A system administrator has received an upgrade request for a
subset of routers that will need to be taken down for an hour
to install and proposes to do so on that weekend.
If any of the routers in that subset are either on the path of
the dependency graph of the teacher’s application or are
critical (no other path available) in the path from the
application server to the student labs, we have a conflict.
Hence, the administrator needs to be informed about the
conflict.
Figure 1. Process manager architecture
We designed a process manager (PM) architecture, see Figure 1,
that interacts with the change management process, the resource
reservation process, an appropriate policy editor and the IT
infrastructure through sensors (S), and effectors (E). The process
manager consists of a policy deployer, a policy evaluator, an
impact analyzer, and a conflict free scheduler. The policy engine
also has access to an internal database that stores currently
scheduled changes and reservations. The policy deployer verifies
the syntax of the policy file against the xml schema defining the
policy language. The policy evaluator, on the other hand, provides
decisions to the policy scheduler for proposed changes and
reservation requests based on the current infrastructure, the
deployed policies, the current schedules and reservations. The
impact analyzer provides details of the impact (if any) of the
approved changes on the services provided by the IT
infrastructure. In case of a denied request, it provides the reasons
for the denial. The current IT infrastructure is assumed to be
available in a knowledgebase (e.g., IBM’s CCMDB).

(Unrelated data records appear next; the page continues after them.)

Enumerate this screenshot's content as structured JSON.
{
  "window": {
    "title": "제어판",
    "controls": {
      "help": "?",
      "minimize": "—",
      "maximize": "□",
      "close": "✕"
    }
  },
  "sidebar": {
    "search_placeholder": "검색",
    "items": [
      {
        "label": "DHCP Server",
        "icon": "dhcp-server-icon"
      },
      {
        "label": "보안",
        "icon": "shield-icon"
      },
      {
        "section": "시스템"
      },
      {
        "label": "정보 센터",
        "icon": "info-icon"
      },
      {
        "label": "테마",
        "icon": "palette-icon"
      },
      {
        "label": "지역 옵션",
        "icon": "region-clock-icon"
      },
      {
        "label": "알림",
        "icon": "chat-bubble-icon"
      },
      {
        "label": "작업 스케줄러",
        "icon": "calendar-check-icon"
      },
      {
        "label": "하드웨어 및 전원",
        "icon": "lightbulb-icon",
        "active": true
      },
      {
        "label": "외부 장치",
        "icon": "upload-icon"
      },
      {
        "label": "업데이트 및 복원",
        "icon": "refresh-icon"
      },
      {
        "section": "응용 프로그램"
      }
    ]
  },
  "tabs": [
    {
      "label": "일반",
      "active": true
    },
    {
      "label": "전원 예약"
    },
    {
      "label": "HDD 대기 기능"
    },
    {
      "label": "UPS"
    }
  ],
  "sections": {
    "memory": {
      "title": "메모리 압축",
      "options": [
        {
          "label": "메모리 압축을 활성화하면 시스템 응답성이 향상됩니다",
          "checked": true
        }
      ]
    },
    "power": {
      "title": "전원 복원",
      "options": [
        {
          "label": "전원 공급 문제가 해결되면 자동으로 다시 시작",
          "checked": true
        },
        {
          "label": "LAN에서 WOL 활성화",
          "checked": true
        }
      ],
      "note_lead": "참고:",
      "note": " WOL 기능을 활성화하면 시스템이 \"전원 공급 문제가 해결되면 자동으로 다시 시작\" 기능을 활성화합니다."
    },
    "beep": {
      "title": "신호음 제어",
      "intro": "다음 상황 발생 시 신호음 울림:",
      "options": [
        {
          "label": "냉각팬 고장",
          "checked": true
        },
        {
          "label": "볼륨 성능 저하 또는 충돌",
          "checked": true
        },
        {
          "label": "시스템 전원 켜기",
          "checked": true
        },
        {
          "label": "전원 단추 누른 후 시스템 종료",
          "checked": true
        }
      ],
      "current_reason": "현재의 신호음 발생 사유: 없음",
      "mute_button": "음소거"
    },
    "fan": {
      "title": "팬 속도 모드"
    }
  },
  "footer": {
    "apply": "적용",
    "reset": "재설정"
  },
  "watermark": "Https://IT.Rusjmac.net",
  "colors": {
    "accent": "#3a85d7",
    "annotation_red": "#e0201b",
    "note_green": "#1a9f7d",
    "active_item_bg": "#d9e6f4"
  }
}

Accordingly, our policy engine can use the knowledgebase to
implement infrastructure-dependent operators which traditional
policy engines do not generally implement. The change
management and the reservation processes either provide the
process manager with required parameters in their request of the
process manage can demand these values using sensors (S). Using
another set of sensors, the process manager has access to the
underlying infrastructure knowledgebase. Similarly, the process
manager sends replies to the change management process and the
resource reservation process through effectors (E). The ‘end user’
interacts with the reservation process, the ‘staff user’ interacts
with the change management process and the ‘policy writer’
interacts with
either policy editor. The infrastructure
knowledgebase is updated through some software process.
The interface between the policy engine and the knowledgebase
can be based on two different approaches. In the first approach, a
monitoring tool periodically uploads the current infrastructure
information to the knowledgebase. In the second approach, the
monitoring tool provides a web service-based interface to convey
the status information on demand.
This architecture allows the proposed conflict free scheduler to be
policy-based: scheduling rules and constraints are not hard-coded
in the algorithm but made available via external policy files.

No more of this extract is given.